We need you to come down to the precinct with us. Just a few questions.

 

STEVE

 

Me? About what?

 

WILLIAMS

 

Some clown said you were involved with that drugstore stickup just before Christmas. You know the one I mean?

 

STEVE

 

Yeah, but what do I have to do with it?

 

WILLIAMS (as they handcuff Steve)

 

You know Bobo Evans?

 

MRS. HARMON (mildly panicked)

 

Why are you handcuffing my son if you just want to ask him a few questions? I don't understand.

 

WILLIAMS

 

Ma'am, it's just routine. Don't worry about it.

 

MRS. HARMON

 

What do you mean don't worry about it, when you're handcuffing my son?
(There is panic in her eyes as she looks at STEVE, who looks away.)
What do you
mean
don't worry about it? I'm coming with you! You're not just snatching my son off like he's some kind of criminal. Wait till I get my coat. Just wait a minute! Just wait a minute!

 

CUT TO: JERRY standing in doorway, holding comics.

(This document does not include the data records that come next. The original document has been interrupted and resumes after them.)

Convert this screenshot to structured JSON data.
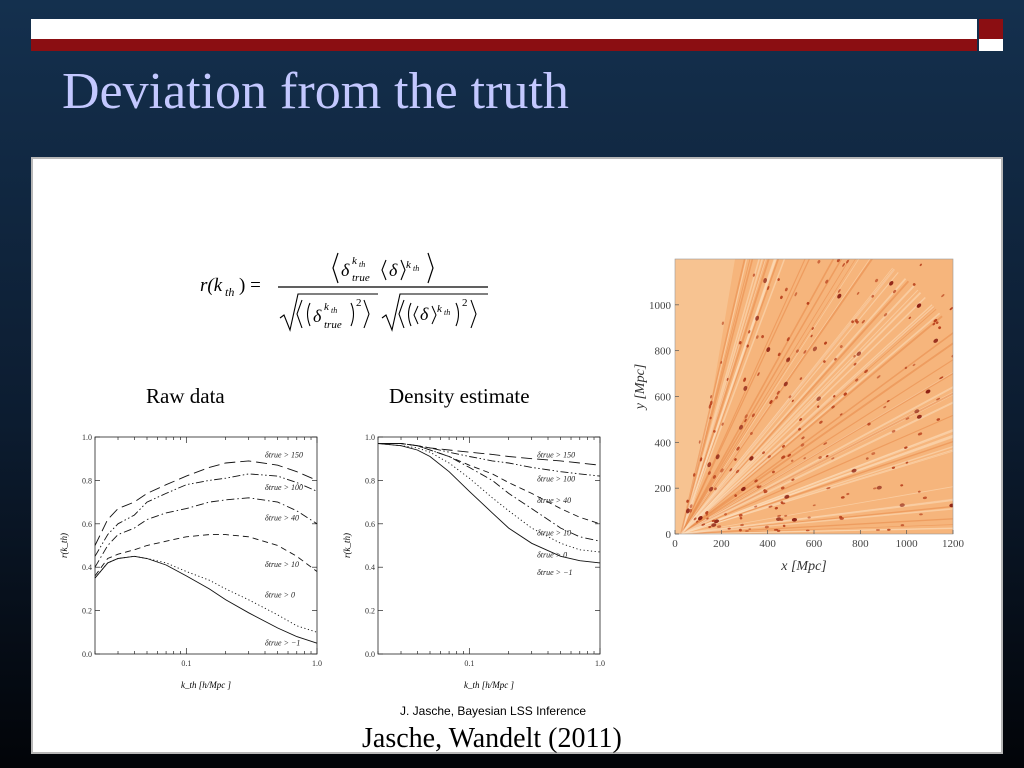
{
  "slide": {
    "title": "Deviation from the truth",
    "citation_small": "J. Jasche, Bayesian LSS Inference",
    "citation_main": "Jasche, Wandelt (2011)"
  },
  "colors": {
    "title": "#c3c8ff",
    "bar_red": "#8b0e12",
    "map_base": "#f6b57c",
    "map_dark": "#8a1c10"
  },
  "formula": {
    "lhs": "r(k",
    "lhs_sub": "th",
    "lhs_close": ") =",
    "num_delta": "δ",
    "num_sup": "k",
    "num_sup_sub": "th",
    "num_sub": "true",
    "den_pow": "2"
  },
  "chart_data": [
    {
      "type": "line",
      "title": "Raw data",
      "xlabel": "k_th [h/Mpc ]",
      "ylabel": "r(k_th)",
      "xscale": "log",
      "xlim": [
        0.02,
        1.0
      ],
      "ylim": [
        0.0,
        1.0
      ],
      "xticks": [
        0.1,
        1.0
      ],
      "xtick_labels": [
        "0.1",
        "1.0"
      ],
      "yticks": [
        0.0,
        0.2,
        0.4,
        0.6,
        0.8,
        1.0
      ],
      "ytick_labels": [
        "0.0",
        "0.2",
        "0.4",
        "0.6",
        "0.8",
        "1.0"
      ],
      "series": [
        {
          "name": "δtrue > 150",
          "style": "longdash",
          "x": [
            0.02,
            0.025,
            0.03,
            0.04,
            0.05,
            0.07,
            0.1,
            0.15,
            0.2,
            0.3,
            0.5,
            0.7,
            1.0
          ],
          "y": [
            0.5,
            0.62,
            0.67,
            0.7,
            0.74,
            0.78,
            0.82,
            0.86,
            0.88,
            0.89,
            0.87,
            0.84,
            0.8
          ]
        },
        {
          "name": "δtrue > 100",
          "style": "dashdotdot",
          "x": [
            0.02,
            0.025,
            0.03,
            0.04,
            0.05,
            0.07,
            0.1,
            0.15,
            0.2,
            0.3,
            0.5,
            0.7,
            1.0
          ],
          "y": [
            0.45,
            0.55,
            0.6,
            0.64,
            0.7,
            0.74,
            0.78,
            0.8,
            0.81,
            0.83,
            0.82,
            0.79,
            0.75
          ]
        },
        {
          "name": "δtrue > 40",
          "style": "dashdot",
          "x": [
            0.02,
            0.025,
            0.03,
            0.04,
            0.05,
            0.07,
            0.1,
            0.15,
            0.2,
            0.3,
            0.5,
            0.7,
            1.0
          ],
          "y": [
            0.4,
            0.5,
            0.55,
            0.58,
            0.62,
            0.65,
            0.67,
            0.7,
            0.71,
            0.72,
            0.7,
            0.66,
            0.6
          ]
        },
        {
          "name": "δtrue > 10",
          "style": "dash",
          "x": [
            0.02,
            0.025,
            0.03,
            0.04,
            0.05,
            0.07,
            0.1,
            0.15,
            0.2,
            0.3,
            0.5,
            0.7,
            1.0
          ],
          "y": [
            0.36,
            0.44,
            0.46,
            0.48,
            0.5,
            0.52,
            0.54,
            0.55,
            0.55,
            0.54,
            0.5,
            0.45,
            0.38
          ]
        },
        {
          "name": "δtrue > 0",
          "style": "dot",
          "x": [
            0.02,
            0.025,
            0.03,
            0.04,
            0.05,
            0.07,
            0.1,
            0.15,
            0.2,
            0.3,
            0.5,
            0.7,
            1.0
          ],
          "y": [
            0.35,
            0.42,
            0.44,
            0.45,
            0.44,
            0.42,
            0.38,
            0.34,
            0.3,
            0.25,
            0.18,
            0.13,
            0.1
          ]
        },
        {
          "name": "δtrue > −1",
          "style": "solid",
          "x": [
            0.02,
            0.025,
            0.03,
            0.04,
            0.05,
            0.07,
            0.1,
            0.15,
            0.2,
            0.3,
            0.5,
            0.7,
            1.0
          ],
          "y": [
            0.35,
            0.42,
            0.44,
            0.45,
            0.44,
            0.41,
            0.36,
            0.3,
            0.25,
            0.19,
            0.12,
            0.08,
            0.05
          ]
        }
      ]
    },
    {
      "type": "line",
      "title": "Density estimate",
      "xlabel": "k_th [h/Mpc ]",
      "ylabel": "r(k_th)",
      "xscale": "log",
      "xlim": [
        0.02,
        1.0
      ],
      "ylim": [
        0.0,
        1.0
      ],
      "xticks": [
        0.1,
        1.0
      ],
      "xtick_labels": [
        "0.1",
        "1.0"
      ],
      "yticks": [
        0.0,
        0.2,
        0.4,
        0.6,
        0.8,
        1.0
      ],
      "ytick_labels": [
        "0.0",
        "0.2",
        "0.4",
        "0.6",
        "0.8",
        "1.0"
      ],
      "series": [
        {
          "name": "δtrue > 150",
          "style": "longdash",
          "x": [
            0.02,
            0.03,
            0.04,
            0.05,
            0.07,
            0.1,
            0.15,
            0.2,
            0.3,
            0.5,
            0.7,
            1.0
          ],
          "y": [
            0.97,
            0.97,
            0.96,
            0.95,
            0.94,
            0.93,
            0.92,
            0.91,
            0.9,
            0.89,
            0.88,
            0.87
          ]
        },
        {
          "name": "δtrue > 100",
          "style": "dashdotdot",
          "x": [
            0.02,
            0.03,
            0.04,
            0.05,
            0.07,
            0.1,
            0.15,
            0.2,
            0.3,
            0.5,
            0.7,
            1.0
          ],
          "y": [
            0.97,
            0.97,
            0.96,
            0.95,
            0.93,
            0.91,
            0.89,
            0.88,
            0.86,
            0.84,
            0.83,
            0.82
          ]
        },
        {
          "name": "δtrue > 40",
          "style": "dash",
          "x": [
            0.02,
            0.03,
            0.04,
            0.05,
            0.07,
            0.1,
            0.15,
            0.2,
            0.3,
            0.5,
            0.7,
            1.0
          ],
          "y": [
            0.97,
            0.97,
            0.96,
            0.94,
            0.91,
            0.87,
            0.83,
            0.79,
            0.74,
            0.67,
            0.63,
            0.6
          ]
        },
        {
          "name": "δtrue > 10",
          "style": "dashdot",
          "x": [
            0.02,
            0.03,
            0.04,
            0.05,
            0.07,
            0.1,
            0.15,
            0.2,
            0.3,
            0.5,
            0.7,
            1.0
          ],
          "y": [
            0.97,
            0.97,
            0.96,
            0.94,
            0.91,
            0.86,
            0.8,
            0.74,
            0.67,
            0.58,
            0.54,
            0.52
          ]
        },
        {
          "name": "δtrue > 0",
          "style": "dot",
          "x": [
            0.02,
            0.03,
            0.04,
            0.05,
            0.07,
            0.1,
            0.15,
            0.2,
            0.3,
            0.5,
            0.7,
            1.0
          ],
          "y": [
            0.97,
            0.96,
            0.95,
            0.93,
            0.88,
            0.81,
            0.72,
            0.66,
            0.58,
            0.51,
            0.48,
            0.47
          ]
        },
        {
          "name": "δtrue > −1",
          "style": "solid",
          "x": [
            0.02,
            0.03,
            0.04,
            0.05,
            0.07,
            0.1,
            0.15,
            0.2,
            0.3,
            0.5,
            0.7,
            1.0
          ],
          "y": [
            0.97,
            0.96,
            0.94,
            0.91,
            0.84,
            0.75,
            0.65,
            0.58,
            0.51,
            0.45,
            0.43,
            0.42
          ]
        }
      ]
    },
    {
      "type": "heatmap",
      "title": "",
      "xlabel": "x [Mpc]",
      "ylabel": "y [Mpc]",
      "xlim": [
        0,
        1200
      ],
      "ylim": [
        0,
        1200
      ],
      "xticks": [
        0,
        200,
        400,
        600,
        800,
        1000,
        1200
      ],
      "xtick_labels": [
        "0",
        "200",
        "400",
        "600",
        "800",
        "1000",
        "1200"
      ],
      "yticks": [
        0,
        200,
        400,
        600,
        800,
        1000
      ],
      "ytick_labels": [
        "0",
        "200",
        "400",
        "600",
        "800",
        "1000"
      ]
    }
  ]
}
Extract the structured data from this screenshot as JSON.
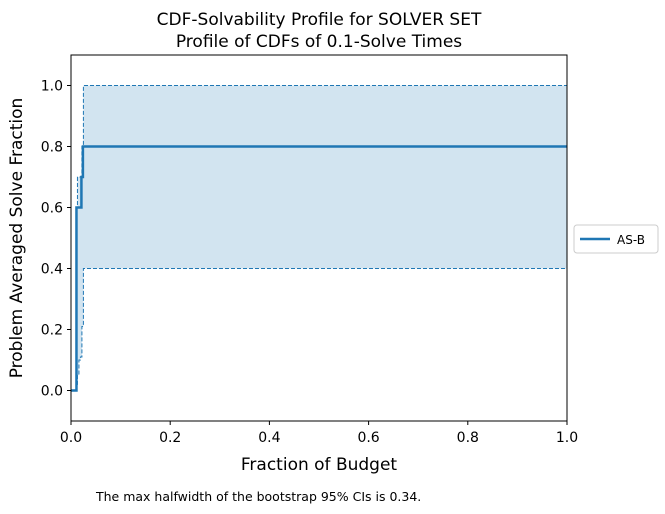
{
  "chart_data": {
    "type": "line",
    "title": "CDF-Solvability Profile for SOLVER SET",
    "subtitle": "Profile of CDFs of 0.1-Solve Times",
    "xlabel": "Fraction of Budget",
    "ylabel": "Problem Averaged Solve Fraction",
    "xlim": [
      0,
      1
    ],
    "ylim": [
      -0.1,
      1.1
    ],
    "x_ticks": [
      "0.0",
      "0.2",
      "0.4",
      "0.6",
      "0.8",
      "1.0"
    ],
    "y_ticks": [
      "0.0",
      "0.2",
      "0.4",
      "0.6",
      "0.8",
      "1.0"
    ],
    "grid": false,
    "legend_position": "right",
    "series": [
      {
        "name": "AS-B",
        "color": "#1f77b4",
        "step_x": [
          0,
          0.011,
          0.013,
          0.021,
          0.024,
          1.0
        ],
        "step_y": [
          0.0,
          0.6,
          0.6,
          0.7,
          0.8,
          0.8
        ],
        "ci_lower": {
          "x": [
            0,
            0.011,
            0.013,
            0.016,
            0.019,
            0.022,
            0.025,
            1.0
          ],
          "y": [
            0.0,
            0.02,
            0.05,
            0.1,
            0.11,
            0.21,
            0.4,
            0.4
          ]
        },
        "ci_upper": {
          "x": [
            0,
            0.008,
            0.011,
            0.013,
            0.019,
            0.022,
            0.025,
            1.0
          ],
          "y": [
            0.0,
            0.0,
            0.6,
            0.7,
            0.7,
            0.8,
            1.0,
            1.0
          ]
        }
      }
    ]
  },
  "footnote": "The max halfwidth of the bootstrap 95% CIs is 0.34."
}
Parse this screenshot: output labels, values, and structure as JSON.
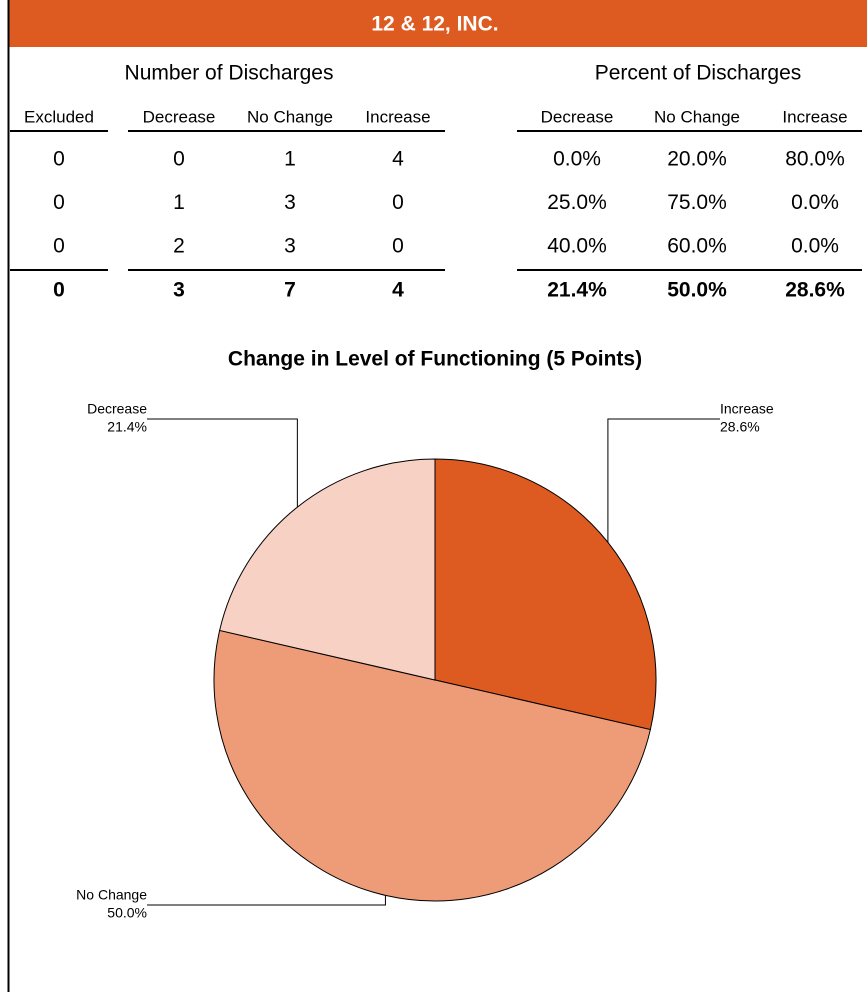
{
  "header": {
    "title": "12 & 12, INC."
  },
  "table": {
    "groups": [
      "Number of Discharges",
      "Percent of Discharges"
    ],
    "columns": [
      "Excluded",
      "Decrease",
      "No Change",
      "Increase",
      "Decrease",
      "No Change",
      "Increase"
    ],
    "rows": [
      [
        "0",
        "0",
        "1",
        "4",
        "0.0%",
        "20.0%",
        "80.0%"
      ],
      [
        "0",
        "1",
        "3",
        "0",
        "25.0%",
        "75.0%",
        "0.0%"
      ],
      [
        "0",
        "2",
        "3",
        "0",
        "40.0%",
        "60.0%",
        "0.0%"
      ]
    ],
    "total": [
      "0",
      "3",
      "7",
      "4",
      "21.4%",
      "50.0%",
      "28.6%"
    ]
  },
  "chart_data": {
    "type": "pie",
    "title": "Change in Level of Functioning (5 Points)",
    "categories": [
      "Increase",
      "No Change",
      "Decrease"
    ],
    "values": [
      28.6,
      50.0,
      21.4
    ],
    "value_labels": [
      "28.6%",
      "50.0%",
      "21.4%"
    ],
    "colors": [
      "#dd5a20",
      "#ee9b78",
      "#f6d1c4"
    ]
  }
}
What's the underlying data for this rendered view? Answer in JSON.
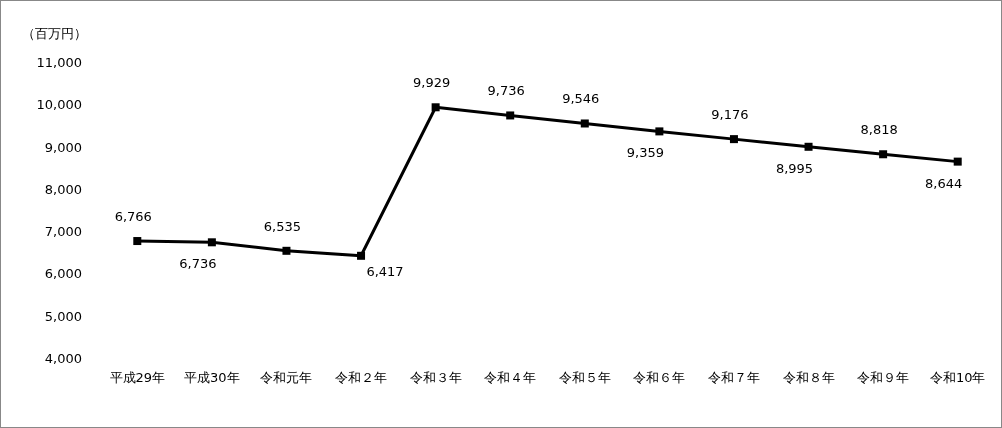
{
  "chart_data": {
    "type": "line",
    "ylabel": "（百万円）",
    "categories": [
      "平成29年",
      "平成30年",
      "令和元年",
      "令和２年",
      "令和３年",
      "令和４年",
      "令和５年",
      "令和６年",
      "令和７年",
      "令和８年",
      "令和９年",
      "令和10年"
    ],
    "series": [
      {
        "color": "#000000",
        "values": [
          6766,
          6736,
          6535,
          6417,
          9929,
          9736,
          9546,
          9359,
          9176,
          8995,
          8818,
          8644
        ],
        "value_labels": [
          "6,766",
          "6,736",
          "6,535",
          "6,417",
          "9,929",
          "9,736",
          "9,546",
          "9,359",
          "9,176",
          "8,995",
          "8,818",
          "8,644"
        ]
      }
    ],
    "ylim": [
      4000,
      11000
    ],
    "yticks": [
      {
        "value": 4000,
        "label": "4,000"
      },
      {
        "value": 5000,
        "label": "5,000"
      },
      {
        "value": 6000,
        "label": "6,000"
      },
      {
        "value": 7000,
        "label": "7,000"
      },
      {
        "value": 8000,
        "label": "8,000"
      },
      {
        "value": 9000,
        "label": "9,000"
      },
      {
        "value": 10000,
        "label": "10,000"
      },
      {
        "value": 11000,
        "label": "11,000"
      }
    ],
    "marker": "square",
    "line_style": "solid"
  }
}
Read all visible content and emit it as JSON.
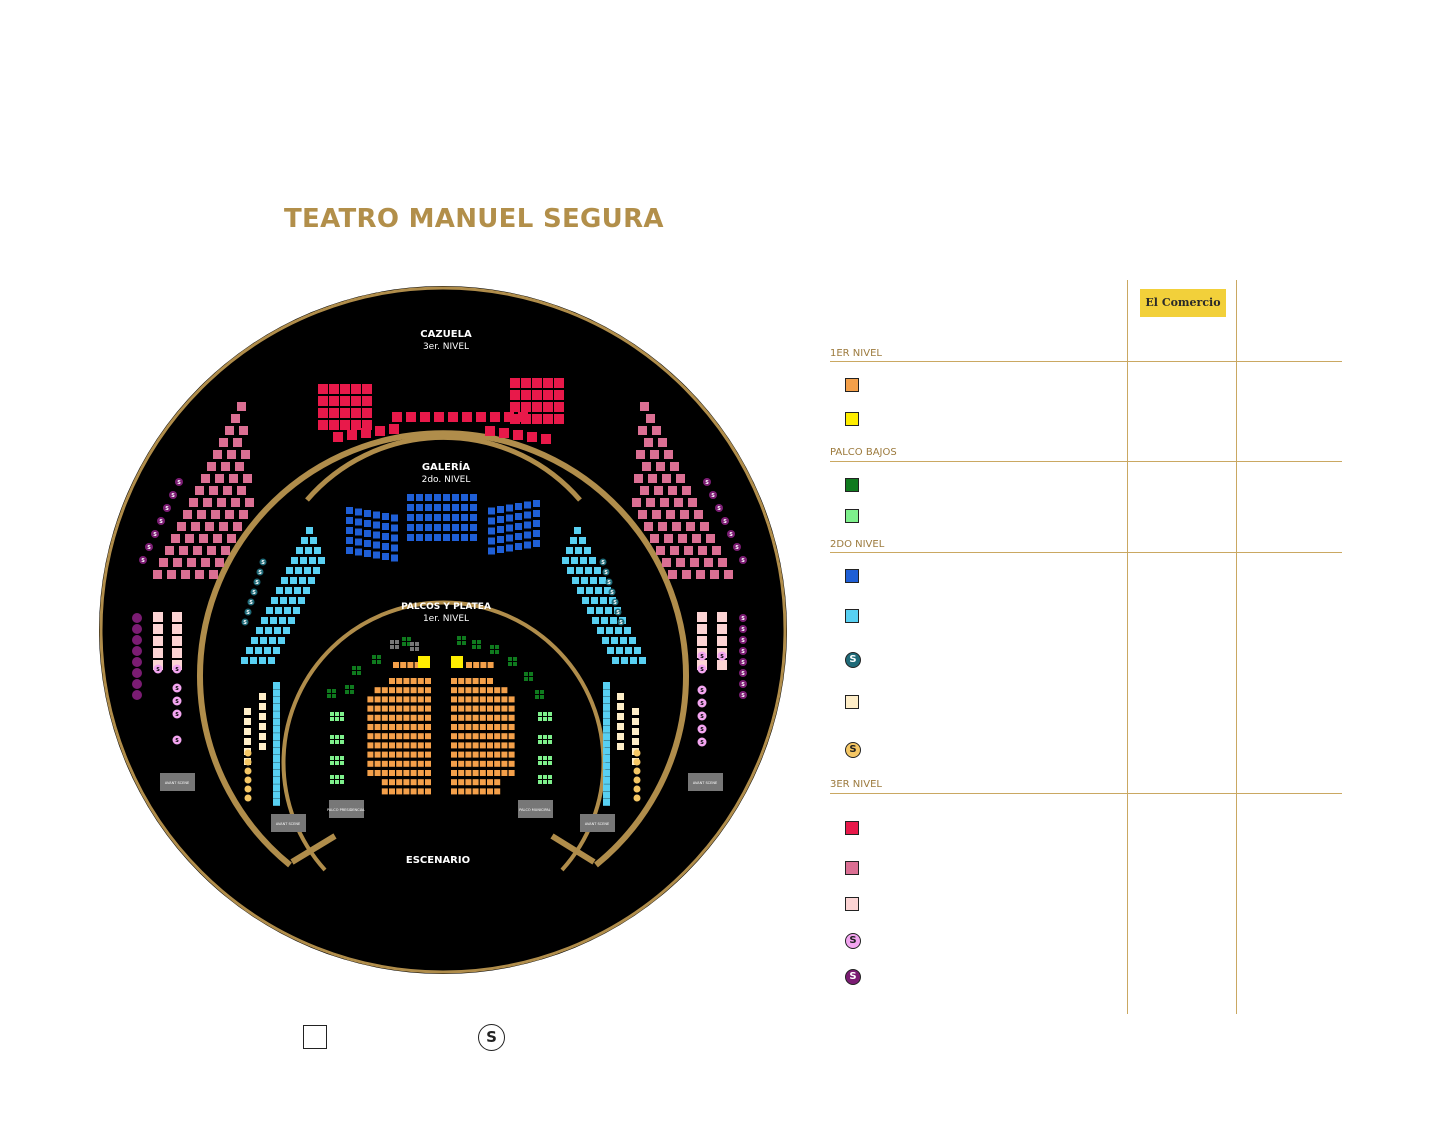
{
  "title": "TEATRO MANUEL SEGURA",
  "brand": "El Comercio",
  "colors": {
    "gold": "#b08d4b",
    "background": "#000000",
    "orange": "#f4a04a",
    "yellow": "#ffee00",
    "dark_green": "#0f7a1e",
    "light_green": "#7ef08c",
    "blue": "#1f5fd6",
    "light_blue": "#58d0f2",
    "teal": "#1f6a78",
    "cream": "#ffeec8",
    "gold_circle": "#f5c765",
    "crimson": "#e8194a",
    "rose": "#db6f93",
    "pale_pink": "#fcd4d4",
    "pink_circle": "#f3a5f0",
    "purple": "#7b1c73",
    "gray": "#777777"
  },
  "map": {
    "cazuela": "CAZUELA",
    "cazuela_sub": "3er. NIVEL",
    "galeria": "GALERÍA",
    "galeria_sub": "2do. NIVEL",
    "palcos": "PALCOS Y PLATEA",
    "palcos_sub": "1er. NIVEL",
    "escenario": "ESCENARIO",
    "avant_scene": "AVANT SCENE",
    "palco_presidencial": "PALCO PRESIDENCIAL",
    "palco_municipal": "PALCO MUNICIPAL"
  },
  "legend": {
    "nivel1": "1ER NIVEL",
    "palco_bajos": "PALCO BAJOS",
    "nivel2": "2DO NIVEL",
    "nivel3": "3ER NIVEL",
    "s_label": "S"
  }
}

He looks from MOTHER to STEVE. He reaches out toward his brother as the detectives hustle the handcuffed teenager out the door.

 

CUT TO: MS of STEVE sitting in back of patrol car.

 

CUT TO: Two OLD MEN in front of John-John's Bar-B-Q looking at the scene as the car drives off.

 

CUT TO: LS of block engaged in normal activity.
THEN: MRS. HARMON rushes from house, looks desperately around, and moves quickly down the street. She gets almost to the corner, then stops, realizing she doesn't know where STEVE is being taken.